Would a vote to leave the EU really cut the amount of red tape involved in procurement?
The looming EU referendum on 23 June is at the forefront of most of our minds, but professionals working in the public sector may be contemplating if a vote for Brexit would actually result in the end of procurement red tape. Some may be hopeful for the end of seemingly stringent EU public procurement requirements, but is the grass actually likely to be greener?
The Public Contracts Regulations (PCR) (1991) and subsequent updates are derived from the EU procurement directives, and have paved the way for a regulatory framework which helps set best practice for public procurement. PCR (1991) kick started measures such as unrestricted access to public sector opportunities, public advertising, mandatory minimum tender response periods, standstill periods and contract award notifications: all of which provide the tools with which to carry out a fair, transparent and open tendering process. The PCR have also been tried and tested over 25 years, incorporating wider benefits such as encouragement of SMEs and social value considerations to name a few.
In light of this, one should question whether the industry’s sceptism of the public procurement regulations, is founded on the rules themselves, or the perception that they are merely a “tick box” exercise and a hindrance to allowing free-market forces to reign.
Some may be hopeful for the end of seemingly stringent EU public procurement requirements, but is the grass actually likely to be greener?
Let us not forget that the underlying principle of the EU directives is equal treatment, so how would bidders feel if public sector contracts were not advertised to all on the Official Journal of the European Union (OJEU)? How fair could an unregulated procurement environment actually be? Imagine the scenario of a £20m local authority project being awarded to an inexperienced construction company, not based consistently and fairly on a quality and price assessment, but based on history and relationships.
One of the other crucial benefits of the PCRs is to provide an avenue for bidders to challenge procurement decisions on public contracts where it can be proved they have been treated unfairly. It is arguable that if Brexit is successful, over time, bidders could lose the Remedies Directive tool for bringing challenges against contracting authorities.
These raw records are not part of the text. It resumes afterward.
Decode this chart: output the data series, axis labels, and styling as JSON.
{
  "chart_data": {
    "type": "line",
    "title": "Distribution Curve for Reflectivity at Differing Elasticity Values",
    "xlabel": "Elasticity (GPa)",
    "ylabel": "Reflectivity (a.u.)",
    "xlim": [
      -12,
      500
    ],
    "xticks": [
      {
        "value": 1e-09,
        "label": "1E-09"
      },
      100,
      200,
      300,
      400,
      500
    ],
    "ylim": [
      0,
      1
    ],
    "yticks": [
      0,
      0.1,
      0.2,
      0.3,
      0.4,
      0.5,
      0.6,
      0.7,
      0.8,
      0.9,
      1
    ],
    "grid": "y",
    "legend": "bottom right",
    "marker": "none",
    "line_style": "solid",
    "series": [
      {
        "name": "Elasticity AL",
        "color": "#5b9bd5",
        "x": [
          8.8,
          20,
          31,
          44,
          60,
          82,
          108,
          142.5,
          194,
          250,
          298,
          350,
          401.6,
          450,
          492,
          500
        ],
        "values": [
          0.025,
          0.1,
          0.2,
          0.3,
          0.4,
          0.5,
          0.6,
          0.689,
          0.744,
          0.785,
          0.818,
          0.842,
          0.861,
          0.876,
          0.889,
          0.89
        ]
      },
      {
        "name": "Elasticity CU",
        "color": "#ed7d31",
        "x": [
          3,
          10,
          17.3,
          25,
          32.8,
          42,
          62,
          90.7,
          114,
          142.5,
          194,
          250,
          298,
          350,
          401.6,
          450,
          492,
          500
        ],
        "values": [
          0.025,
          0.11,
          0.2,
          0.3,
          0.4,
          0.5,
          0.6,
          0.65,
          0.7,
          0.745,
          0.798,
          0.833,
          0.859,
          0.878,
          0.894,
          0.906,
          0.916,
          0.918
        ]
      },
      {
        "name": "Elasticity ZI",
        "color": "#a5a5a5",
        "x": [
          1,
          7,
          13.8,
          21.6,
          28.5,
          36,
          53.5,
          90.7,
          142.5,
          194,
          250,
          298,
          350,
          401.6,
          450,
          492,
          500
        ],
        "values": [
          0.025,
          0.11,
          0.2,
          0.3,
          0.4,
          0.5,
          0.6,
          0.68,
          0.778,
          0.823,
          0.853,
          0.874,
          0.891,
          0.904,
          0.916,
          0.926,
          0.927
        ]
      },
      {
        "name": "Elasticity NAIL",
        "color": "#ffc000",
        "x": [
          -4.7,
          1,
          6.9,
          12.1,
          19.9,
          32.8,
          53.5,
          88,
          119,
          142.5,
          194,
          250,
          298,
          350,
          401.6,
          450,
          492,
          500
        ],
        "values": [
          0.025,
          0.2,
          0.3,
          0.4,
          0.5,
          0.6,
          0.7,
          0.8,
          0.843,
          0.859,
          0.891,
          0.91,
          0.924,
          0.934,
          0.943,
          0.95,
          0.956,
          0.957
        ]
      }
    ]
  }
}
The regulations therefore provide protection for bidders and set the legal foundation for a level bidding playing field.
Also, if we do vote to leave, and the UK strikes a deal to be part of a different trade agreement, such as becoming members of the European Economic Area (EEA), we would still need to meet the requirements of EEA membership for all procurement in EU countries. This would involve following the EU procurement directives, but without the luxury of being able to influence and comment on future editions of the rules.
Overall, after decades of progress towards a fair, transparent and open tendering process; a vote to leave may cut some of the tape. But is this really the right tape to cut?